Outstanding issue pending. Needs more work. Need to figure out and get docker.io/redis snapshotting working -OR- build a new image of bitnami/redis with ARM support.

More details here: https://github.com/cloud-bulldozer/benchmark-operator/pull/752#issuecomment-1121407466

mffiedler commented 2 years ago

/retest

svetsa-rh commented 2 years ago

@rsevilla87 Can we rerun the checks once again? We made a change to redis data dir for the image and want to see if that helped solve above issues.

rsevilla87 commented 2 years ago

@rsevilla87 Can we rerun the checks once again? We made a change to redis data dir for the image and want to see if that helped solve above issues.

Hey!, Seems like I can't rerun the workflow w/o any code change. You can make a commit --amend and push -f to force a new commit hash.

svetsa-rh commented 2 years ago

@rsevilla87

I pulled in upstream changes from github and that seems to trigger the test right away. However, I have a suspicion that the test will not pass as the complete changes needed to resolve snapshot issues are in master (https://github.com/cloud-bulldozer/benchmark-operator/compare/master...svetsa-rh:master), but not this branch (redis-multiarch-image) for which the PR was originally created.

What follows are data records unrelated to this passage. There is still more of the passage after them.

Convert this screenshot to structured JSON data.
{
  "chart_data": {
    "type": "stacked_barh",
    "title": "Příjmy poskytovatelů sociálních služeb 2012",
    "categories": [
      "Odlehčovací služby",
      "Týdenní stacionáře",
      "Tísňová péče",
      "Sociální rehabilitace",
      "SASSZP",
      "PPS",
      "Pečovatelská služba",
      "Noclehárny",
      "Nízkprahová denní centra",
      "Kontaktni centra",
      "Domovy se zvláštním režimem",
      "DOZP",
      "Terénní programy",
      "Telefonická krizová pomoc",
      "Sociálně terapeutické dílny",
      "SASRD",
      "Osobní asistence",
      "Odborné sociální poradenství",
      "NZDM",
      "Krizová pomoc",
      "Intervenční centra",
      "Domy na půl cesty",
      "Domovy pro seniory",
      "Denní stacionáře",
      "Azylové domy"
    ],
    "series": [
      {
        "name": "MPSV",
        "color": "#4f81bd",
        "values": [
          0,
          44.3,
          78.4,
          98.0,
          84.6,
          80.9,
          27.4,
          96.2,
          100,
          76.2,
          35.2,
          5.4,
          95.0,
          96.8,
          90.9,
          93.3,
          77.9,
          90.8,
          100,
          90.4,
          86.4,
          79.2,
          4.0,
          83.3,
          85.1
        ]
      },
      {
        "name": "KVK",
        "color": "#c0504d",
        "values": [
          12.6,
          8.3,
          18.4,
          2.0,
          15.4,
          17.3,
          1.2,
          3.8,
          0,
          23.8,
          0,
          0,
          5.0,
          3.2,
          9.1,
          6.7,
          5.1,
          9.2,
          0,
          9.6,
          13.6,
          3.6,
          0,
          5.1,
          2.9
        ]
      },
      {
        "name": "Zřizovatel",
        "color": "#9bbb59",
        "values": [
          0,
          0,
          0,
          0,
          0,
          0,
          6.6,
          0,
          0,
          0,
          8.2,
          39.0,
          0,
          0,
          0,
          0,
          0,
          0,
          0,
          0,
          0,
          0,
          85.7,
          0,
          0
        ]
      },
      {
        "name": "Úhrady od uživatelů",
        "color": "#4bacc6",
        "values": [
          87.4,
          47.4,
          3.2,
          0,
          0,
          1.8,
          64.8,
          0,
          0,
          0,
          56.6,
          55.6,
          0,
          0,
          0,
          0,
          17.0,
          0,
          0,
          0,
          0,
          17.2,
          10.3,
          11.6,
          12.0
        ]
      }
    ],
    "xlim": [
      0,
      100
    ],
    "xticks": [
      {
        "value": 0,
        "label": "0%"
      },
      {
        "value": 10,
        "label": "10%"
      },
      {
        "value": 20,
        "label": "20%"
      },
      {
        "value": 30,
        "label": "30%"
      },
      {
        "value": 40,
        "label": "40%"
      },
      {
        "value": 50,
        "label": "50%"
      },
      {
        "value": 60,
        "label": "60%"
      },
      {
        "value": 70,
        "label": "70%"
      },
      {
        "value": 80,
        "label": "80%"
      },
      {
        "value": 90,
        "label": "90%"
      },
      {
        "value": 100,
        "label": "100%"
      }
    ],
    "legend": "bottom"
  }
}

In order to bypass snapshot errors,

config/manager/manager.yaml needs to be updated: From:

Also, charts/benchmark-operator/values.yaml refers to old redis and needs to be updated too: From: repository: bitnami/redis To: repository: quay.io/cloud-bulldozer/redis

svetsa-rh commented 2 years ago

@rsevilla87

I pulled in upstream changes from github and that seems to trigger the test right away. However, I have a suspicion that the test will not pass as the complete changes needed to resolve snapshot issues are in master (master...svetsa-rh:master), but not this branch (redis-multiarch-image) for which the PR was originally created.

In order to bypass snapshot errors,

config/manager/manager.yaml needs to be updated: From: - mountPath: /redis-master-data To: - mountPath: /data

Also, charts/benchmark-operator/values.yaml refers to old redis and needs to be updated too: From: repository: bitnami/redis To: repository: quay.io/cloud-bulldozer/redis

Updated redis mount dir. Tests re-triggered automatically.